Amid the barrage of hawkishness, the Boston Fed's dovish president, Eric Rosengren, welcomed the brighter signals from housing, but said the central bank's aggressive monetary support remains appropriate.

 

Fed Board Governor Sarah Bloom Raskin was more non-committal, saying it was premature to judge the impact of the Fed's latest actions to spur growth.

 

"The U.S. economy has continued to recover from the effects of the financial crisis and deep recession, though at a pace that has been disappointingly slow," she said. "The recovery does appear to have picked up steam in some sectors, most notably in housing ... However; federal fiscal policy remains an important source of restraint. She said."

 

Meanwhile, John Williams of the San Francisco Fed said the central bank could begin easing up this summer and end its bond buys late this year.
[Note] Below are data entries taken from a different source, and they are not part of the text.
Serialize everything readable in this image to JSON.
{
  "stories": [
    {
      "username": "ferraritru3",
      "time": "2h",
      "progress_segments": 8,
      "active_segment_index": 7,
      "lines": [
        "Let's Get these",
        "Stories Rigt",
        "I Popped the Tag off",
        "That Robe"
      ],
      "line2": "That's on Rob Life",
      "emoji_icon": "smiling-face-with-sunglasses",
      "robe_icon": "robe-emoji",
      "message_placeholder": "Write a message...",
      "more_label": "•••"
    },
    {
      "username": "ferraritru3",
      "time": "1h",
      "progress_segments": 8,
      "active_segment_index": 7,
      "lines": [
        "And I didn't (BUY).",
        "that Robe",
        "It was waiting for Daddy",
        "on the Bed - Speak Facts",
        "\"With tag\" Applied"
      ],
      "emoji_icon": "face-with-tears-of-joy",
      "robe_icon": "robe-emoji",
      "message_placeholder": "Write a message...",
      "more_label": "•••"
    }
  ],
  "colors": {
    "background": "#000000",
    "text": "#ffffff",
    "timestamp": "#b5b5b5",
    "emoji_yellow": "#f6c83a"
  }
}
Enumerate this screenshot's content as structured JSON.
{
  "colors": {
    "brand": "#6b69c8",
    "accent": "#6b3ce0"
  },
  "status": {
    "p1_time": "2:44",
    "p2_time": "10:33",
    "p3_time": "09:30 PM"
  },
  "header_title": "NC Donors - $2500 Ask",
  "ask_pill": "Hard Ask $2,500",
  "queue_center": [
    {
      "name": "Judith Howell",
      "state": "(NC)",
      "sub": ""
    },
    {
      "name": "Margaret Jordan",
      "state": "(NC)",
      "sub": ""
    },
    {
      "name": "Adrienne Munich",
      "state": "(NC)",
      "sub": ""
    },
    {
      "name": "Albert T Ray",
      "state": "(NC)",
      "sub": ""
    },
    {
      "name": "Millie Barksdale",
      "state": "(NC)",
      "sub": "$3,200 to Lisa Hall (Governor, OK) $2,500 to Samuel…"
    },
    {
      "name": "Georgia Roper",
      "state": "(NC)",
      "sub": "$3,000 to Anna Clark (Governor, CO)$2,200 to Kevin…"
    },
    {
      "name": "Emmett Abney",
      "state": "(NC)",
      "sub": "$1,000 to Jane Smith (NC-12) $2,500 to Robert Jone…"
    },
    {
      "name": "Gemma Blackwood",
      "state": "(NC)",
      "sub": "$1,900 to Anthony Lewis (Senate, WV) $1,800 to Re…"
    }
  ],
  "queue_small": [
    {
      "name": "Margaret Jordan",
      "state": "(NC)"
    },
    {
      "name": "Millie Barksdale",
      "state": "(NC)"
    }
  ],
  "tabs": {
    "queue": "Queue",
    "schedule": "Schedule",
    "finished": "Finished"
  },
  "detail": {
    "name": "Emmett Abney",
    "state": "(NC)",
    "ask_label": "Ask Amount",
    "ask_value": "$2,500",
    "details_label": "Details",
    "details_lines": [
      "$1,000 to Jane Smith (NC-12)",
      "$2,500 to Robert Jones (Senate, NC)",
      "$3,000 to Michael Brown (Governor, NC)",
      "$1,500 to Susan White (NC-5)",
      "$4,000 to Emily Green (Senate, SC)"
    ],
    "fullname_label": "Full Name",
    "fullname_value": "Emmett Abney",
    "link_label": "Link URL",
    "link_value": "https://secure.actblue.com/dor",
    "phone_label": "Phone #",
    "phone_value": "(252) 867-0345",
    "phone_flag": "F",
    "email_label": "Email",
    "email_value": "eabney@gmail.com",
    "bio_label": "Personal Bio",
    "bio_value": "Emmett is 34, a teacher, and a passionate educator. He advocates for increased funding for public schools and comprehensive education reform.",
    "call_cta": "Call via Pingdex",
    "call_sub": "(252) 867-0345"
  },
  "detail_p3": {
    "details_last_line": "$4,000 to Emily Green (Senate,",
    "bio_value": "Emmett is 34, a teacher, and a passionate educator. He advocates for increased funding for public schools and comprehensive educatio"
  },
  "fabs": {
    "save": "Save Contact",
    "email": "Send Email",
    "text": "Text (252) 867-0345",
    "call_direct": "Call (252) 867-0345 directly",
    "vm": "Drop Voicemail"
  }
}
But he signaled he would prefer to begin with Treasuries, not mortgage-backed bonds.

 

"It will take further gains to convince me that the 'substantial improvement' test for ending our asset purchases has been met," Williams said at a luncheon sponsored by the Portland Business Journal.

 

Williams omitted, for the first time in months, his view that Fed asset purchases will probably be needed well into the second half of the year; a move that reflects his growing confidence in his forecast for continued improvement in the labor market.

 

Williams believes the Fed's housing-bond purchases have a bigger bang for the buck than Treasury purchases, signaling his support for more mortgage-backed bond purchases, even if the Fed decides to trim the overall program.

 

Lacker and Fisher suggested the recent decline in inflation, which is now running at around half the Fed's 2 percent target, is benign and likely transitory.

 

Inflation hawks at the Fed worry the sharp expansion in bank reserves could lead to future inflation, even if there are no signs at all of any imminent price pressures. U.S. consumer prices dropped 0.4 percent on falling gasoline prices, the biggest drop since late 2008 during the disruptive aftermath of the Lehman Brothers collapse.